Malgré sa noirceur, Les Heures défuntes frôle parfois l’antidote aux tourments que le texte soulève. Car sans même connaître les artistes qui l’infusent, leur évocation – portée par des inventions verbales réjouissantes – est si authentique, viscérale, qu’on goûte, aux côtés de l’autrice, à des parenthèses aux allures d’oasis. On se surprend même, poussé par la curiosité, à se lancer dans une nouvelle lecture, musicale cette fois, suivant à la note près l’éclectique bande son irriguant le livre. On embarque alors pour une expérience multisensorielle troublante qui décuple la puissance des mots d’Alice Butterlin.

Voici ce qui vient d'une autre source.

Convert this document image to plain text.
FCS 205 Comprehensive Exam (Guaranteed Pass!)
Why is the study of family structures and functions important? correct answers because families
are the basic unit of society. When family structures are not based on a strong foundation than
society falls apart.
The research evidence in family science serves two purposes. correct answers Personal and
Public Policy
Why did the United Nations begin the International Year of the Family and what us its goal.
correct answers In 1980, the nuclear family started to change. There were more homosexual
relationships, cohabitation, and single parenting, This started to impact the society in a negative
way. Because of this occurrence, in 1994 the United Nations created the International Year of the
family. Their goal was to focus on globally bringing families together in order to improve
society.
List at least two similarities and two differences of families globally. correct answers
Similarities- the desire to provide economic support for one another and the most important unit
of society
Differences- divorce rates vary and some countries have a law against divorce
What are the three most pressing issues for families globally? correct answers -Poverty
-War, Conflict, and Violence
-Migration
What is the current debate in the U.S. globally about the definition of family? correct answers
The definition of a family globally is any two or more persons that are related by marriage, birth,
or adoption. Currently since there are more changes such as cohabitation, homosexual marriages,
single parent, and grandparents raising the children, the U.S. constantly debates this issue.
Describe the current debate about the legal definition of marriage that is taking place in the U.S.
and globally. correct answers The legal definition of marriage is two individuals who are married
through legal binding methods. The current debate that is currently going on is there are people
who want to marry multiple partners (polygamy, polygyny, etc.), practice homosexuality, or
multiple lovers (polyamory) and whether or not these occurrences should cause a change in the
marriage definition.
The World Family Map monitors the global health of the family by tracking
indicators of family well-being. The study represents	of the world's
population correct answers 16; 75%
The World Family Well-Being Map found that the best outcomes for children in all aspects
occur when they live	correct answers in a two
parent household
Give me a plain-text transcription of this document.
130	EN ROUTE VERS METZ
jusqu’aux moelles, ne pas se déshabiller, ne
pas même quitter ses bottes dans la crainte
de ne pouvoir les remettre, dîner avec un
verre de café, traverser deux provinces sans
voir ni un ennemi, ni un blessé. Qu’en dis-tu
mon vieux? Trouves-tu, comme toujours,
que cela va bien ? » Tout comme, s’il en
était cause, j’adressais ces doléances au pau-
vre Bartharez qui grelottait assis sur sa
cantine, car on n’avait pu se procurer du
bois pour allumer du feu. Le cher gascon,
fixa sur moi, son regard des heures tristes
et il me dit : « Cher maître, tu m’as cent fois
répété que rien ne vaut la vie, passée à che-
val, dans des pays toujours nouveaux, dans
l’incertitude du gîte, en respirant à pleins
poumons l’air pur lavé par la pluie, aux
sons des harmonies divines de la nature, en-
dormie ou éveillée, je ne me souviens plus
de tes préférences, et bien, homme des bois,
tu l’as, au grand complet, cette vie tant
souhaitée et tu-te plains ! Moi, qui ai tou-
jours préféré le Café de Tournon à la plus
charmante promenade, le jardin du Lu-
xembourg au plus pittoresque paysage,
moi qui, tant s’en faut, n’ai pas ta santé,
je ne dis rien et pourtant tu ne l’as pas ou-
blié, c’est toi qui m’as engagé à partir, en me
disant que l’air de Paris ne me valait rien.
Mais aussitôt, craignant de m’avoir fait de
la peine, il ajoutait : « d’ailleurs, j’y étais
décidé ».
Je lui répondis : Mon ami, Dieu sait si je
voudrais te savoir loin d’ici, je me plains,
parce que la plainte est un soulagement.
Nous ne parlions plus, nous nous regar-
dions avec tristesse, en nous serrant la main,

"Elle a mis le doigt sur ce qui motive notre envie de publier des textes différents, des plumes rétives, bruts et sans concession : celle de convoquer une autre possibilité."
C’est peu dire, donc, que la voix de cette jeune autrice est prometteuse. Elle donne d’ailleurs le la d’une nouvelle maison d’édition, Le Gospel, qui a choisi son texte pour inaugurer son programme. Dans une jolie note, qui clôt Les Heures défuntes, son éditeur détaille ce pourquoi l’ouvrage incarne aussi bien le projet éditorial de la maison bordelaise. "Elle a mis le doigt sur ce qui motive notre envie de publier des textes différents, des plumes rétives, bruts et sans concession : celle de convoquer une autre possibilité. De vivre, de lire, d’écrire. Quelques histoires qui permettent totalement de repenser le monde (…)", écrit Adrien Durand. Les amateurs de musique connaissent certainement déjà le nom et la plume de cet auteur et journaliste musical – pour Les Inrocks ou Vice –, fondateur, il y a cinq ans, d’un fanzine papier et web, Le Gospel. Avec Sylvain Arrestier, libraire chez Mollat, ils viennent de lancer une maison d’édition associée qui s’inscrit dans la lignée d’éditeurs tels Tristram, 13e note ou Allia. Elle proposera des textes de fiction française ou traduite, "une littérature baignée des contre-cultures historiques et de l’underground" dont un des fils rouges sera évidemment la musique. Non pas dans un esprit de recension, façon biographie classique mais comme un prisme pour évoquer notre rapport au monde. Le Gospel se veut un refuge pour les voix alternatives et engagées portées par une exigence littéraire qui ne s’encombre d’aucun formatage. Mais aussi pour leurs lecteurs, créant ainsi une communauté d’esprit qui prolonge celle de la revue. Diffusée-distribuée, à partir de 2023, par Harmonia Mundi, la maison publiera prochainement une biographie hors norme (L’Histoire secrète de Kate Bush par Fred Vermorel) mais aussi un récit d’apprentissage sexuel sur fond d’errance clubbing ou un roman de genre réinventé. Autant de portes ouvertes vers de nouveaux territoires.